Mortality in MIS-N was 9–11% in previous reviews [8, 9]. However, current review with nearly double the number of cases found a slightly lower mortality rate (8.2%). These are significantly higher than mortality in MIS-C which range between 0.8 and 1.9% [7, 9]. The reasons include a probable reporting bias for the critical neonates with MIS-N in literature or a possible variation in immunological response in two age groups, which needs to be further elucidated. Moreover, there is likely to be underdiagnoses of mild cases, as clinicians often keep a low risk of suspicion and attribute to prematurity-related complications. Partnering of neonatologists and paediatricians who have managed more cases of MIS, while making the diagnosis of MIS-N in suspected neonates who present with unusual clinical course or sudden deterioration, especially in areas of high viral circulation during pregnancy can possibly prevent over diagnosis and improve neonatal outcomes of MIS-N [49].
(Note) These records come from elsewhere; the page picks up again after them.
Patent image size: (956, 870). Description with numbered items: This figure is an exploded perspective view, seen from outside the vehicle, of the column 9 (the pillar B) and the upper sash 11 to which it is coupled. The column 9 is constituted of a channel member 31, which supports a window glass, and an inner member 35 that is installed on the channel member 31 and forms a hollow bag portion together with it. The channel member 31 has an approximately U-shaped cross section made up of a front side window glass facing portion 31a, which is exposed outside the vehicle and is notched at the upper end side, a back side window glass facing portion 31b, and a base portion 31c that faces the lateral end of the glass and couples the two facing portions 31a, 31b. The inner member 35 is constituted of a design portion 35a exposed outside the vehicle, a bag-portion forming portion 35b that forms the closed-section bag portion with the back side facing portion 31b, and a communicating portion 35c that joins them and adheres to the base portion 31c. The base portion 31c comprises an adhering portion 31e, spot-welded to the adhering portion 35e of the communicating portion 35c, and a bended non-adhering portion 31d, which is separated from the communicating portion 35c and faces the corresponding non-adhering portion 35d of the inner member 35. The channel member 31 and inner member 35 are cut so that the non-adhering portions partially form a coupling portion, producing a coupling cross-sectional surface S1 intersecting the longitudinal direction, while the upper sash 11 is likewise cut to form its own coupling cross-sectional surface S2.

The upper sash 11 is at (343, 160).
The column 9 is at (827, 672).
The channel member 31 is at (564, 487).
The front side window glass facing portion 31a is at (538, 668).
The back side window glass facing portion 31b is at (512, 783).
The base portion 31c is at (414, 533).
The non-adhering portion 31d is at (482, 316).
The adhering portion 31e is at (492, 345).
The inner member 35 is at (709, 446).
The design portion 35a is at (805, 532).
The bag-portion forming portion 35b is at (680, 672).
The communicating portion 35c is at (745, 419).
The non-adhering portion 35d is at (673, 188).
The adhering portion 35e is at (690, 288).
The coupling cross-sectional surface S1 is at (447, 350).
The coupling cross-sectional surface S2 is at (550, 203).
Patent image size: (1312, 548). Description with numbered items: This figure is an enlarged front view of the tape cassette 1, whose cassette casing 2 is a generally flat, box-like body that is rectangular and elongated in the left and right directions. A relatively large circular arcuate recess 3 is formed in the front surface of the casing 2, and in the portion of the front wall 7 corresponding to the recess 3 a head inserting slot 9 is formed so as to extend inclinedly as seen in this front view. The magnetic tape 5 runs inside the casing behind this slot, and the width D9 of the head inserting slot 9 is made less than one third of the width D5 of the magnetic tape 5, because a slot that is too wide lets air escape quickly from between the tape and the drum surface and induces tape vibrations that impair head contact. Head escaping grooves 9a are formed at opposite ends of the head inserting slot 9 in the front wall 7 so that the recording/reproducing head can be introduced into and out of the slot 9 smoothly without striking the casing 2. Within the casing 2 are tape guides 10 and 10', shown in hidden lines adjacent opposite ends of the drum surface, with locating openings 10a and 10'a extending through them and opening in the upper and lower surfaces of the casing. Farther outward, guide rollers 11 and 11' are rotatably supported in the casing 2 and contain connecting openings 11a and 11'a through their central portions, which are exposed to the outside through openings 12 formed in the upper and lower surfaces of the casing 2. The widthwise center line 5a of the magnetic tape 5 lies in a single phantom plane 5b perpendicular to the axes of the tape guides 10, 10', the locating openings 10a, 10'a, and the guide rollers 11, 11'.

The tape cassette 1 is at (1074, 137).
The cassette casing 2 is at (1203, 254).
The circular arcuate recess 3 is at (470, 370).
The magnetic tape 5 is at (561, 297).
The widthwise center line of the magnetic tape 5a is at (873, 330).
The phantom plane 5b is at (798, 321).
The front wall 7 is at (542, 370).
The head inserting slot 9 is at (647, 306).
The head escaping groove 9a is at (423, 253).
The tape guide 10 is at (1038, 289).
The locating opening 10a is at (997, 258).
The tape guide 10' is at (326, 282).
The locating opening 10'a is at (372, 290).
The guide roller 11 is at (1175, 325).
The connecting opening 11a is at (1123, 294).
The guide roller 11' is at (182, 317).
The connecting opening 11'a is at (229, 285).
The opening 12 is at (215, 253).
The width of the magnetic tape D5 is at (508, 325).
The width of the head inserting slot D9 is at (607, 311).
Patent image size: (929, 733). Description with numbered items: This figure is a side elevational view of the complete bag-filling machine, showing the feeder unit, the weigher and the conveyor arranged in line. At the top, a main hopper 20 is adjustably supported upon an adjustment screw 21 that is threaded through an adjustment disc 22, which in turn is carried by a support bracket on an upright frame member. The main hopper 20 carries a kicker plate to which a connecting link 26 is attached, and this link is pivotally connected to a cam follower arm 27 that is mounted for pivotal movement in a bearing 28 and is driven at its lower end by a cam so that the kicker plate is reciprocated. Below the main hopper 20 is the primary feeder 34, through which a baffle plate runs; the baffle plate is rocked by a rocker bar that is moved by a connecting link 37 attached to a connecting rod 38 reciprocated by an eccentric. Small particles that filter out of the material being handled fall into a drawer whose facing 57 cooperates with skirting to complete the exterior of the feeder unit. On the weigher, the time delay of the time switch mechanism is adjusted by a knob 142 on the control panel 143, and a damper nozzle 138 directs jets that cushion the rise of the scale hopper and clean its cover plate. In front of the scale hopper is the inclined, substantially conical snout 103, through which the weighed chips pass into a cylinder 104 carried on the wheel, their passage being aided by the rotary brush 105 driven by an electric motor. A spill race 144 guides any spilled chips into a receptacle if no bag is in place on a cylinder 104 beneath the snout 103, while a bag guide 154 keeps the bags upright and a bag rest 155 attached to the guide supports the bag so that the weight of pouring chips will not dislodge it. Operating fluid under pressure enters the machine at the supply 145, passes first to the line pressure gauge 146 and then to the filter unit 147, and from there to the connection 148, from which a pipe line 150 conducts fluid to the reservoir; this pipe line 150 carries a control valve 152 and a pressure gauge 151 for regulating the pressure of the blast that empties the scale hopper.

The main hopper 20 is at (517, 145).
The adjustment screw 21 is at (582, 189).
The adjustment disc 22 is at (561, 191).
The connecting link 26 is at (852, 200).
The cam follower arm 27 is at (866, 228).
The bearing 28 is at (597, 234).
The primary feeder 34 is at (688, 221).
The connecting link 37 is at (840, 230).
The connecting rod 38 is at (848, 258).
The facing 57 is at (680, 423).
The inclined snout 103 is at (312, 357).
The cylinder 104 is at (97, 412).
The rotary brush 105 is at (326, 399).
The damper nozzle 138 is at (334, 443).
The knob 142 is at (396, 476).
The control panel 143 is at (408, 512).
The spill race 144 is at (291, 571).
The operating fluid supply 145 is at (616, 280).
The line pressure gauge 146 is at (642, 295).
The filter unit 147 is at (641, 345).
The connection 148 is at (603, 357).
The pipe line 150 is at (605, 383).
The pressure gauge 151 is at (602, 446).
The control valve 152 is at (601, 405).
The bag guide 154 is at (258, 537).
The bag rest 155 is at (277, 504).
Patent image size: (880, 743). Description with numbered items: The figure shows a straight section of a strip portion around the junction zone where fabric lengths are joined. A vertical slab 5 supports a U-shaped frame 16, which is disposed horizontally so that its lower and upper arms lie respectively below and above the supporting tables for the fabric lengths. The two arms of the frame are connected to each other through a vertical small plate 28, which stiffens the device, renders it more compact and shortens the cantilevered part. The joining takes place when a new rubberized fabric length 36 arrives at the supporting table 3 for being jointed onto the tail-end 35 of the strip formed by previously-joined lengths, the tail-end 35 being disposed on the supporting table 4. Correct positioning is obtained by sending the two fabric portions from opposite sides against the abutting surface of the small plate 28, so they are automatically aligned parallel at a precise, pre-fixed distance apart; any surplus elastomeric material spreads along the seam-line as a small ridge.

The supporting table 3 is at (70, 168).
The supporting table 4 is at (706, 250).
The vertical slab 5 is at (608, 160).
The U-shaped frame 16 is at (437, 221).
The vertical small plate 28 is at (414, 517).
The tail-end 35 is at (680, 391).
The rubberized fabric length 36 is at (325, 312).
The strengths of the present review are inclusion of a larger number of cases and relevance considering increasing global burden of MIS-N (Supplementary Fig. 1). Along with a detailed analysis, we have additionally distinguished between the early and late MIS-N, with the latter mirroring the MIS-C and hence highlighting a need for delineation of separate guidelines for the two. The major limitation is inclusion of case reports and case series, as they form the current predominant scientific literature for MIS-N. This limits the level of evidence to low. Larger global data registries are required to strengthen the understanding of the natural history and improve the diagnostic criteria and management. A long-term follow-up of MIS-N is mandated to determine the delayed effects.

Conclusion

MIS-N is an emerging condition in neonatal population with a predilection for late preterm males and commonly leading to cardiovascular involvement. The diagnosis is challenging due to overlap with neonatal morbidities and a high risk of suspicion is warranted, especially in presence of supportive maternal and neonatal clinical history. There remains a strong need to develop guidelines to optimise clinical practice of diagnosing and treating MIS-N globally.